This month we are looking at the key steps and points to remember when incorporating a new company
There are several ways to form a company:
online: either through a formation agent or Companies House via
their online web incorporation service
post: completing a hard copy form and sending this to Companies House. This method is usually more expensive but is however the best option for incorporating nonstandard companies, such as those limited by guarantee.
The first task is to check the index of names at Companies House to make sure the name you want is available. You can use the Companies House name availability checker on their website.
There are quite strict limitations on using names which are too
similar to those already in use although there is an exception if
an existing company is part of the same group as the new one and
consents to the use of the proposed name. Certain words and
expressions need prior permission before they can be used, so it is
also worth checking the Companies House guidance on names
before you begin to avoid the submission being rejected.
This may be private or public, limited or unlimited, limited by shares or by guarantee.
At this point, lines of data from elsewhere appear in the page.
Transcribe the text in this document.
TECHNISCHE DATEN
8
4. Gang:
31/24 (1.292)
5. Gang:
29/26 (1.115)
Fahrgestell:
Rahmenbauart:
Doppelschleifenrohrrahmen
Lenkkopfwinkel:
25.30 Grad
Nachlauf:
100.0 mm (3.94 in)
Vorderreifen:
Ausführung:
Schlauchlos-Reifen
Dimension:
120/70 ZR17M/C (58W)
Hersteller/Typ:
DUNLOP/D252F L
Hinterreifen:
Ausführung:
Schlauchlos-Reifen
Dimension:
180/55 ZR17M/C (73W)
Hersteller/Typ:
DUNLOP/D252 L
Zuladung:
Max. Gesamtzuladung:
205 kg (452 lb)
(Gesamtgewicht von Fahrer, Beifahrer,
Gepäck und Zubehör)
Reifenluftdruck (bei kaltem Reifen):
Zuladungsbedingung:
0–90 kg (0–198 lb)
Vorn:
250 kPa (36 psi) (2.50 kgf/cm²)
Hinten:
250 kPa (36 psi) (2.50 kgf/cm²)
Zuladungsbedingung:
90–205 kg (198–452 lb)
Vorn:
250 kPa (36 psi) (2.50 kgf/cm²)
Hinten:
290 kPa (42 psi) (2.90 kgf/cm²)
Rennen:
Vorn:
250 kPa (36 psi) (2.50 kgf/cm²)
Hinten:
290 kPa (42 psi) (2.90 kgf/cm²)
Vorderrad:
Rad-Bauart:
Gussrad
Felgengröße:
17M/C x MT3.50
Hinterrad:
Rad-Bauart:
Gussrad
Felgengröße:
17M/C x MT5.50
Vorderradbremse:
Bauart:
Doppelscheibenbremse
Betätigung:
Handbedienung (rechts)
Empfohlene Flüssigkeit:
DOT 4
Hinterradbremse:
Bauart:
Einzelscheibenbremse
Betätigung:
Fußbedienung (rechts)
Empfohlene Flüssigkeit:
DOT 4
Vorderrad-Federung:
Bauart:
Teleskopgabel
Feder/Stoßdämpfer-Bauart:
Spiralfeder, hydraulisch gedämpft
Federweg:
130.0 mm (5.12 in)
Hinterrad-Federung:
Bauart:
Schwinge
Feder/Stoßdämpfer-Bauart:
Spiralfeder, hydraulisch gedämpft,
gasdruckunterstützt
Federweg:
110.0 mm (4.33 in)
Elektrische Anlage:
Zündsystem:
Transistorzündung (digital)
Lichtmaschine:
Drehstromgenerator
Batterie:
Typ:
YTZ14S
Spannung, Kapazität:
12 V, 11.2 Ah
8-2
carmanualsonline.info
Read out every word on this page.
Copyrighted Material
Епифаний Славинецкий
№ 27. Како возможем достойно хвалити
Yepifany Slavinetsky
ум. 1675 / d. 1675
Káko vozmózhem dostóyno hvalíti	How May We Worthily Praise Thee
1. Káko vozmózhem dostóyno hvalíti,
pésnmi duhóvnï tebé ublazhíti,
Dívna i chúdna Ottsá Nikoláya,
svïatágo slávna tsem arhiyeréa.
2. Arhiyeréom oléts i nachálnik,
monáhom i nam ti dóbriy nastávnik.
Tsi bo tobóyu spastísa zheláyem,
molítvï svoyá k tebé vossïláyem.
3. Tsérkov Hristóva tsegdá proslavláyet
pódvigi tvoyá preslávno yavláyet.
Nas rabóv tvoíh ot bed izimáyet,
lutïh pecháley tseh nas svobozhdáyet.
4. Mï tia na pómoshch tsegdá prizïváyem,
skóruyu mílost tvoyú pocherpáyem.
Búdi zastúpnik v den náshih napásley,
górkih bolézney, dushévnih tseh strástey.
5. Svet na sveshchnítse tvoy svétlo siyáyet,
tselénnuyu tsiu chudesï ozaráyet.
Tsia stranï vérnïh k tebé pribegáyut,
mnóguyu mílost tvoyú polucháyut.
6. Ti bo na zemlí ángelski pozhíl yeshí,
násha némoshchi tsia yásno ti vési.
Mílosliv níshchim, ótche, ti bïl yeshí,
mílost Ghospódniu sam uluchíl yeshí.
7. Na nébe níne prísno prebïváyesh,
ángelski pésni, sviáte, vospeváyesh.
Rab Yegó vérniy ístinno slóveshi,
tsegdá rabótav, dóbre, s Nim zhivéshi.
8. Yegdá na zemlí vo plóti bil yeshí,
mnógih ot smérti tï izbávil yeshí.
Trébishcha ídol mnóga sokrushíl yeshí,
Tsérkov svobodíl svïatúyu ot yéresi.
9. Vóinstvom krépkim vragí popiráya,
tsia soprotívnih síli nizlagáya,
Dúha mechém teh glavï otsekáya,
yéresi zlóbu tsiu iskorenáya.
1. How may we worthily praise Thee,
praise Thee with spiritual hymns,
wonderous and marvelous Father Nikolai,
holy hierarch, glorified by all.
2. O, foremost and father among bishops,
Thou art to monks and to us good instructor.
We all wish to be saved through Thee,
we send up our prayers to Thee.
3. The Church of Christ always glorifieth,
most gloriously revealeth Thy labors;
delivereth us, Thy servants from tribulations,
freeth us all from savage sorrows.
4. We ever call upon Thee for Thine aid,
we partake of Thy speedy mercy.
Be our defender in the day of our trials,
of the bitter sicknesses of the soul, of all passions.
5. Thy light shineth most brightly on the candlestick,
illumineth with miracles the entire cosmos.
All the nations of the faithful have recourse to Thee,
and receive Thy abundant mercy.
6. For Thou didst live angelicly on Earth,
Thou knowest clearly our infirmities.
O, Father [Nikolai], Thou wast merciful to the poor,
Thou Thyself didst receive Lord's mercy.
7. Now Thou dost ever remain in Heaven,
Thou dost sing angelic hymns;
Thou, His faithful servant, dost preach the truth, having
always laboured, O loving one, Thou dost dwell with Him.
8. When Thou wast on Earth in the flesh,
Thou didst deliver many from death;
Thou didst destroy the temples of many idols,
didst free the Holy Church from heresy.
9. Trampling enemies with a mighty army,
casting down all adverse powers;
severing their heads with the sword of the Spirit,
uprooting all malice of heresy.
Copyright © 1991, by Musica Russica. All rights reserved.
There are also limited liability partnerships and other types of entity, such as community interest companies. Sometimes it is clear which type of entity is required but if in doubt, professional advice should be sought.
It is no longer necessary for a company to have ‘objects’ – a list of activities which it is permitted to undertake and for most commercial companies it is easier to now not to have these. However, some companies such as charities, who are required to have them, may benefit and they should be included in the articles of association.
Each company will need to select a Standard Industrial Classification code ‘SIC code’. These are used by Companies House to classify the type of economic activity in which a company or other type of business is engaged. This information must be provided by all companies at the time of company formation, regardless of whether the business will be active or dormant.
The Office for National Statistics (as well as a number of other government authorities) use these codes to collate important data about the various types of businesses operating and trading within the UK.
Articles of Association
It is often quicker and easier to incorporate a company with standard model articles of association and then adopt tailored ones afterwards if required. Formation agents may use the model articles or they may have their own standard version, which are slightly adapted. The model articles are available from Companies House on their website.
This may be in England, Wales, Scotland or Northern Ireland for UK registered companies. Once the country is chosen it cannot be changed, although the registered office address may be altered at any time. The address of the registered office must be settled before a company can be incorporated and must be in the jurisdiction of incorporation.
The first directors and any company secretary will need to be included on the application once they have given their consent to act. Private companies need only have one director (unless the articles say otherwise) and public companies must have at least two directors. There are restrictions on who can serve as a director.
An individual has to be at least 16 years of age and undischarged bankrupts are not permitted to be directors. At present, every company must have at least one natural person on the board (as opposed to corporate directors). Whereas public limited companies must have a company secretary this is optional for private limited companies.
Directors must supply their home address with the details to be submitted to Companies House. However, this will not be put on the public record providing they have submitted a service address. The service address can be any address, including the registered office address for use by third parties to contact the directors about company matters.
Whilst it is possible to have several different classes of shares, as with the constitution it is often easier to form a company with the minimum number of ordinary shares and then make any adjustments subsequently. The nominal or par value must also be agreed.
A Public Limited Company must have an issued share capital of at
least £50,000, of which at least 25% of the nominal value and
the whole of any share premium must be paid up when the
The initial shareholders are referred to as the subscribers in a company limited by shares, or the first guarantors in a company limited by guarantee.
People with Significant Control
On incorporation there may be someone or a relevant legal entity who will count as a person with significant control by satisfying any of the four conditions set out below:
condition 1: directly or indirectly holds more than 25% of the
company’s issued share capital
condition 2: directly or indirectly
holds more than 25% of the company’s voting rights
condition 3: directly or indirectly holds the right to appoint or remove a majority of the board of directors
condition 4: has the right to exercise, or actually exercises, significant influence or control of the company, LLP or SE
condition 5: has the right to exercise, or actually exercises, significant influence or control over the activities of a trust or firm which is not a legal entity, but would itself satisfy any of the first four conditions if it were an individual.
The Public Register
The company may now agree to allow certain information to be kept on the public register rather than keeping their own.
Once all the steps above have been followed, the completed form and documents can be submitted either electronically or on paper as outlined above. The Companies House fee to incorporate a company electronically is £13 and applications are usually processed within 24 hours.
The cost is £30 for the same day service although documents have to be submitted to Companies House by 3pm. To incorporate using hard copy forms the cost is higher at £40 for the standard service which can take up to five days or £100 for the same day service.
The content of this article is intended to provide a general guide to the subject matter. Specialist advice should be sought about your specific circumstances.